Limite : la réglementation peut évoluer ; chaque chiffre ou seuil cité doit être vérifié au moment de l’opération. Il est conseillé d’obtenir un avis actualisé d’un notaire ou d’un expert-comptable pour confirmer les règles applicables.

Deux vérifications concrètes à effectuer avant d’agir :

  • Valider la valeur par au moins deux méthodes d’évaluation et conserver le rapport documenté.
  • Vérifier la présence ou l’absence de charges et de dettes rattachées à l’actif afin d’éviter des surprises post-apport.

Insight final : la préparation est la clé : une documentation complète, une expertise indépendante et des statuts correctement rédigés limitent les risques et rendent l’opération intelligible pour tous les acteurs.

Type de société Commissaire aux apports Seuils / conditions Avantage Limite
SA Obligatoire Crédibilité élevée pour les marchés Coûts et formalités élevés
SAS / SASU Obligatoire Souplesse statutaire Honoraires d’expert nécessaires
SARL / EURL Non obligatoire si Seuil 30 000 € (2026) Moindre coût procédural Risque si évaluation contestée
Holding Variable selon statut Montage spécifique Optimisation fiscale et patrimoniale Complexité juridique

Clause de non-conseil : Ce contenu a vocation informative et ne constitue pas un conseil financier ou juridique personnalisé.
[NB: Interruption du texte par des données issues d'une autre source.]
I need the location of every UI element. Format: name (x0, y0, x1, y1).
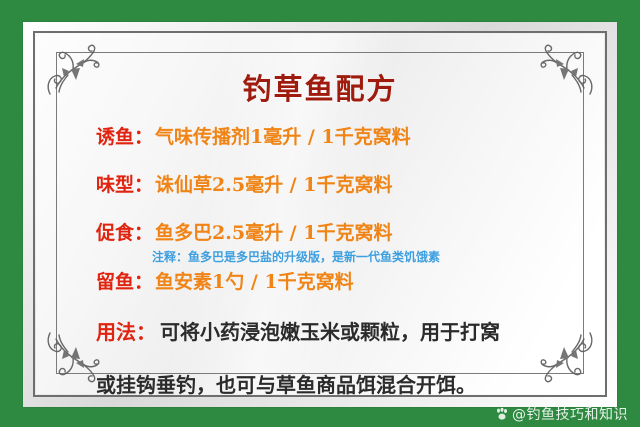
page-title: 钓草鱼配方 (60, 66, 580, 108)
recipe-row-flavor: 味型： 诛仙草2.5毫升 / 1千克窝料 (60, 170, 580, 197)
recipe-label: 促食： (96, 218, 153, 245)
watermark-text: @钓鱼技巧和知识 (512, 404, 628, 424)
usage-line-1: 可将小药浸泡嫩玉米或颗粒，用于打窝 (160, 316, 500, 345)
recipe-value: 诛仙草2.5毫升 / 1千克窝料 (155, 170, 392, 197)
recipe-row-retain: 留鱼： 鱼安素1勺 / 1千克窝料 (60, 267, 580, 294)
poster-content: 钓草鱼配方 诱鱼： 气味传播剂1毫升 / 1千克窝料 味型： 诛仙草2.5毫升 … (60, 52, 580, 374)
recipe-value: 鱼安素1勺 / 1千克窝料 (155, 267, 354, 294)
watermark: @钓鱼技巧和知识 (495, 404, 628, 424)
recipe-row-appetite: 促食： 鱼多巴2.5毫升 / 1千克窝料 (60, 218, 580, 245)
usage-line-2: 或挂钩垂钓，也可与草鱼商品饵混合开饵。 (60, 369, 580, 398)
recipe-row-lure: 诱鱼： 气味传播剂1毫升 / 1千克窝料 (60, 122, 580, 149)
recipe-note: 注释：鱼多巴是多巴盐的升级版，是新一代鱼类饥饿素 (60, 248, 580, 265)
paw-icon (495, 407, 509, 421)
recipe-label: 诱鱼： (96, 122, 153, 149)
recipe-label: 味型： (96, 170, 153, 197)
recipe-value: 鱼多巴2.5毫升 / 1千克窝料 (155, 218, 392, 245)
usage-section: 用法： 可将小药浸泡嫩玉米或颗粒，用于打窝 (60, 316, 580, 345)
recipe-label: 留鱼： (96, 267, 153, 294)
poster-card: 钓草鱼配方 诱鱼： 气味传播剂1毫升 / 1千克窝料 味型： 诛仙草2.5毫升 … (0, 0, 640, 427)
usage-label: 用法： (96, 316, 156, 345)
recipe-value: 气味传播剂1毫升 / 1千克窝料 (155, 122, 411, 149)
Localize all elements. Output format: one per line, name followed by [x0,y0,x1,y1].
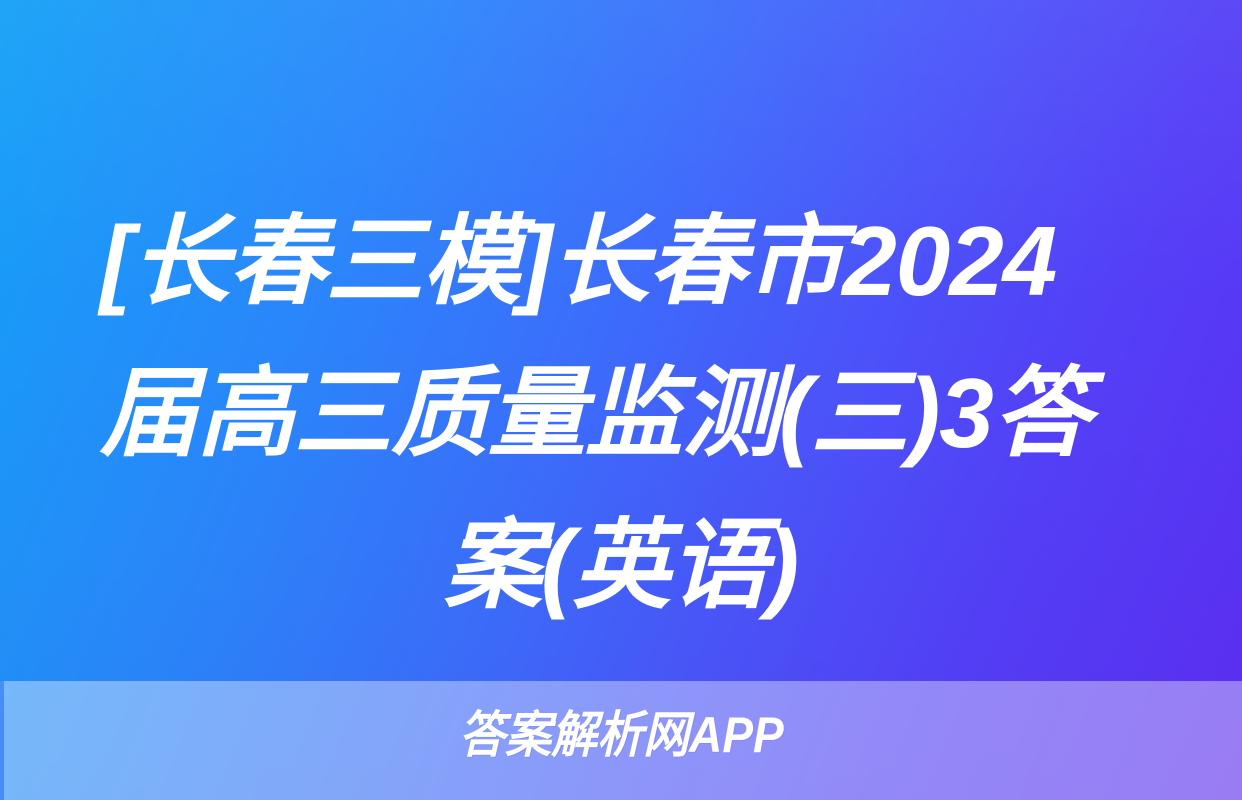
poster-canvas: [长春三模]长春市2024 届高三质量监测(三)3答 案(英语) 答案解析网AP… [0,0,1242,800]
watermark-label: 答案解析网APP [459,706,784,764]
title-line-1: [长春三模]长春市2024 [100,185,1142,337]
title-line-3: 案(英语) [100,489,1142,641]
title-line-2: 届高三质量监测(三)3答 [100,337,1142,489]
watermark: 答案解析网APP [0,706,1242,764]
poster-title: [长春三模]长春市2024 届高三质量监测(三)3答 案(英语) [0,185,1242,641]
Il est recommandé de vérifier votre situation personnelle avec un professionnel compétent (notaire, expert-comptable, avocat ou conseiller en gestion de patrimoine) avant toute opération.

Faut-il toujours faire appel à un commissaire aux apports ?

Non. Le recours est obligatoire pour les SA et SAS. Pour une SARL/EURL, il n’est pas nécessaire si aucun apport en nature n’excède 30 000 € et si le total des apports en nature ne dépasse pas la moitié du capital social (règle vérifiée en 2026).

Quelles sont les principales responsabilités de l’apporteur ?

L’apporteur garantit la véracité de la propriété et la valeur de l’apport. En cas de surévaluation ou de dol, sa responsabilité civile peut être engagée et des ajustements ou réclamations peuvent suivre.

Peut-on apporter un brevet ou une marque ?

Oui. Les actifs immatériels comme les brevets et marques peuvent être apportés. Leur évaluation nécessite souvent des méthodes spécifiques (DCF, comparables) et une expertise pour limiter le risque de contestation.

Quelles alternatives à l’apport en nature ?

Alternatives : apport en numéraire après cession du bien, contrat de licence (apport en jouissance), location-gérance ou montage via une holding. Chacune a des implications fiscales et juridiques distinctes.